FRANKFURT: FedEx Trade Networks, the Integrator's forwarding arm, is talking to Lufthansa Cargo about a block space or regular capacity agreement.
A spokesperson for the German airline that will operate four new B777 freighters and 14 MD-11Fs in its summer schedule, said an agreement is expected by mid-year.
As Lufthansa Cargo talks growth for 2014, the AF-KL-MP Cargo combine says it will further reduce its cargo fleet – now managed by Martinair – to eight aircraft this summer. This follows the coincident move by IAG Cargo to cancel its agreement with Atlas Air to operate three 747-8Fs for British Airways.
Andreas Otto (right), member of the Lufthansa Cargo executive board with responsibility for product and sales, says the company is expecting air cargo industry growth rates of around four percent per annum until 2020 – a far cry from an 8.2 percent average between 1971 and 1990, 6.6 percent for the next decade - but half a point higher than during the last 13 years.
Noticeably, between the period 1991 and 2013, the industry experienced five years of negative growth.

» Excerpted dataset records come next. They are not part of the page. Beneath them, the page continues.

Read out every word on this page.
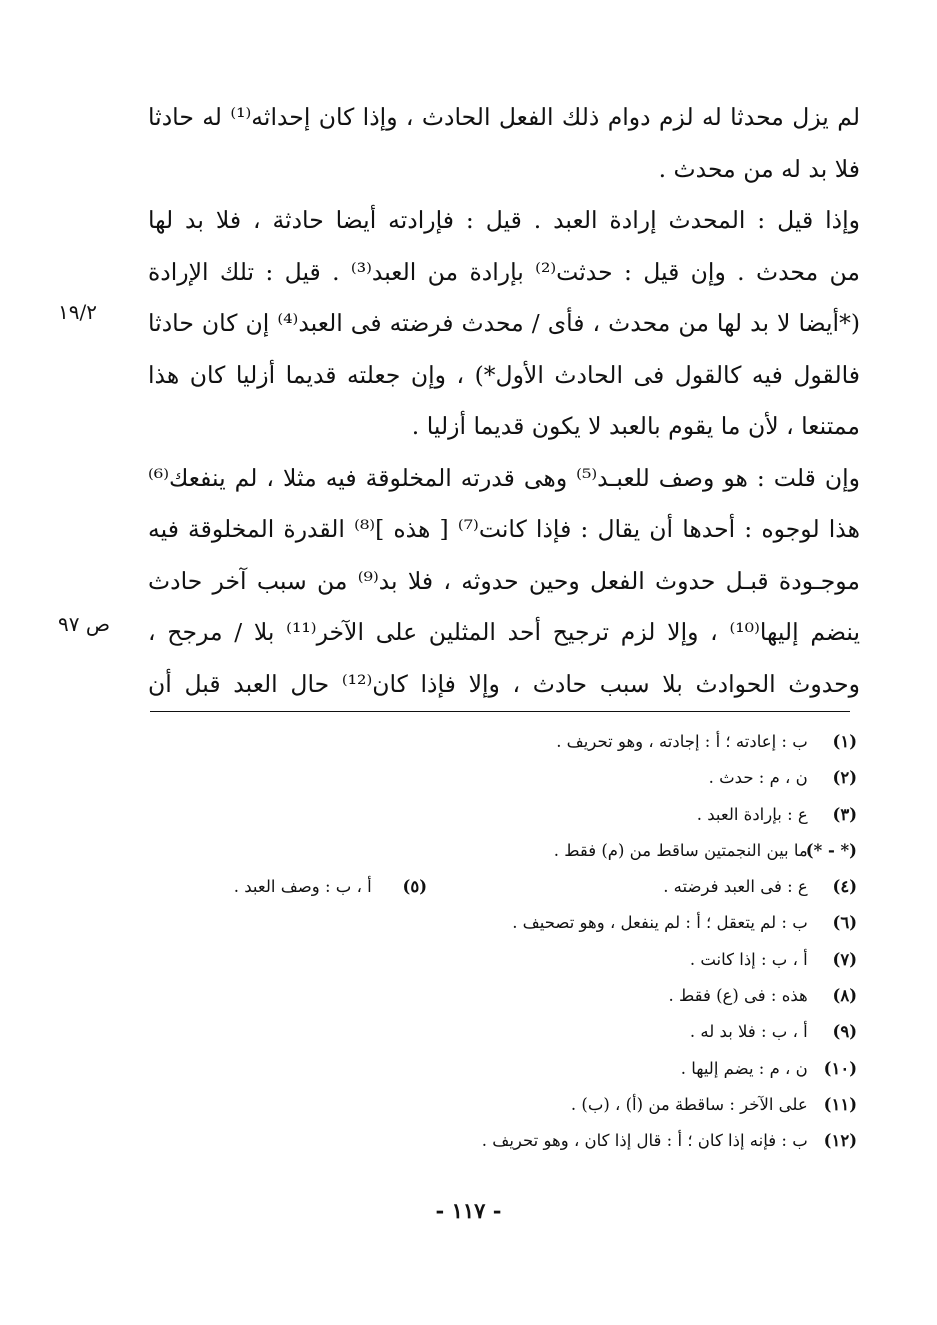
لم يزل محدثا له لزم دوام ذلك الفعل الحادث ، وإذا كان إحداثه⁽¹⁾ له حادثا
فلا بد له من محدث .
وإذا قيل : المحدث إرادة العبد . قيل : فإرادته أيضا حادثة ، فلا بد لها
من محدث . وإن قيل : حدثت⁽²⁾ بإرادة من العبد⁽³⁾ . قيل : تلك الإرادة
(*أيضا لا بد لها من محدث ، فأى / محدث فرضته فى العبد⁽⁴⁾ إن كان حادثا
فالقول فيه كالقول فى الحادث الأول*) ، وإن جعلته قديما أزليا كان هذا
ممتنعا ، لأن ما يقوم بالعبد لا يكون قديما أزليا .
وإن قلت : هو وصف للعبـد⁽⁵⁾ وهى قدرته المخلوقة فيه مثلا ، لم ينفعك⁽⁶⁾
هذا لوجوه : أحدها أن يقال : فإذا كانت⁽⁷⁾ [ هذه ]⁽⁸⁾ القدرة المخلوقة فيه
موجـودة قبـل حدوث الفعل وحين حدوثه ، فلا بد⁽⁹⁾ من سبب آخر حادث
ينضم إليها⁽¹⁰⁾ ، وإلا لزم ترجيح أحد المثلين على الآخر⁽¹¹⁾ بلا / مرجح ،
وحدوث الحوادث بلا سبب حادث ، وإلا فإذا كان⁽¹²⁾ حال العبد قبل أن
١٩/٢
ص ٩٧
(١) ب : إعادته ؛ أ : إجادته ، وهو تحريف .
(٢) ن ، م : حدث .
(٣) ع : بإرادة العبد .
(* - *) ما بين النجمتين ساقط من (م) فقط .
(٤) ع : فى العبد فرضته .
(٥) أ ، ب : وصف العبد .
(٦) ب : لم يتعقل ؛ أ : لم ينفعل ، وهو تصحيف .
(٧) أ ، ب : إذا كانت .
(٨) هذه : فى (ع) فقط .
(٩) أ ، ب : فلا بد له .
(١٠) ن ، م : يضم إليها .
(١١) على الآخر : ساقطة من (أ) ، (ب) .
(١٢) ب : فإنه إذا كان ؛ أ : قال إذا كان ، وهو تحريف .
- ١١٧ -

Four of those years occurred during a political or economic crisis relating to the U.S.
Since a low period of minus 13 percent in January 2012, Lufthansa Cargo says its traffic results have steadily risen to a five percent growth forecast this year. In 2013 the company says it had a 25.4 percent share of its home market – its nearest competitors being Cargolux and Emirates at 6.6 percent and 5.7 percent respectively.
Otto says Lufthansa Cargo will make another profit in 2013 – but less than the €104 million the previous year. Full year results are due in March. By comparison he cites continued losses by AF-KL-MP Cargo and Singapore Airlines and suggests the only aircraft that can be operated sustainably out of Europe is the B777 freighter. Ironically Air France cancelled part of an order it had for such equipment in favour of retaining older B747s – now parked or disposed of.

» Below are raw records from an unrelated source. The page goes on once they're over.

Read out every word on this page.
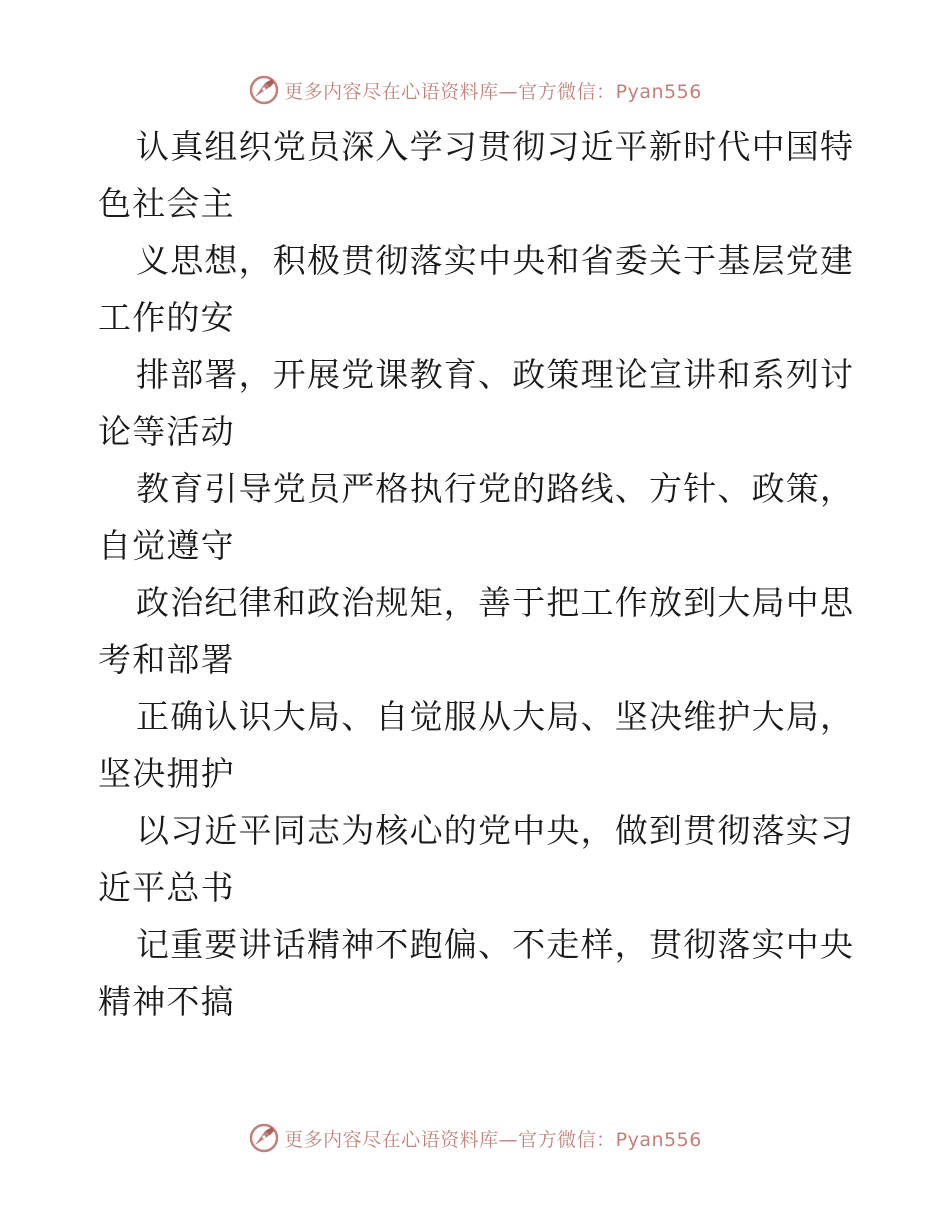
更多内容尽在心语资料库—官方微信：Pyan556

认真组织党员深入学习贯彻习近平新时代中国特
色社会主

义思想，积极贯彻落实中央和省委关于基层党建
工作的安

排部署，开展党课教育、政策理论宣讲和系列讨
论等活动

教育引导党员严格执行党的路线、方针、政策，
自觉遵守

政治纪律和政治规矩，善于把工作放到大局中思
考和部署

正确认识大局、自觉服从大局、坚决维护大局，
坚决拥护

以习近平同志为核心的党中央，做到贯彻落实习
近平总书

记重要讲话精神不跑偏、不走样，贯彻落实中央
精神不搞

更多内容尽在心语资料库—官方微信：Pyan556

A decision as to whether Lufthansa Cargo can afford a further five B777Fs will be made in August.
Citing a recent face-to-face question put to 200 shippers, Otto says 90 percent want the company to continue operating dedicated freighter equipment and are prepared to pay for it – which is slightly at odds with a finding from Lufthansa Cargo's 2013 customer satisfaction index. While all other KPIs met or exceeded the industry average, it was its lone price-performance ratio that was around seven points below the 75 percent average.
Otto suggests the result is indicative of its customers' historic willingness to enjoy the company's service quality while balking at the sticker price – despite the KPIs. Fortunately for the airline, 2013 saw a dramatic reduction in European-centric all-cargo capacity. So maybe any price hike it imposes this year will hold.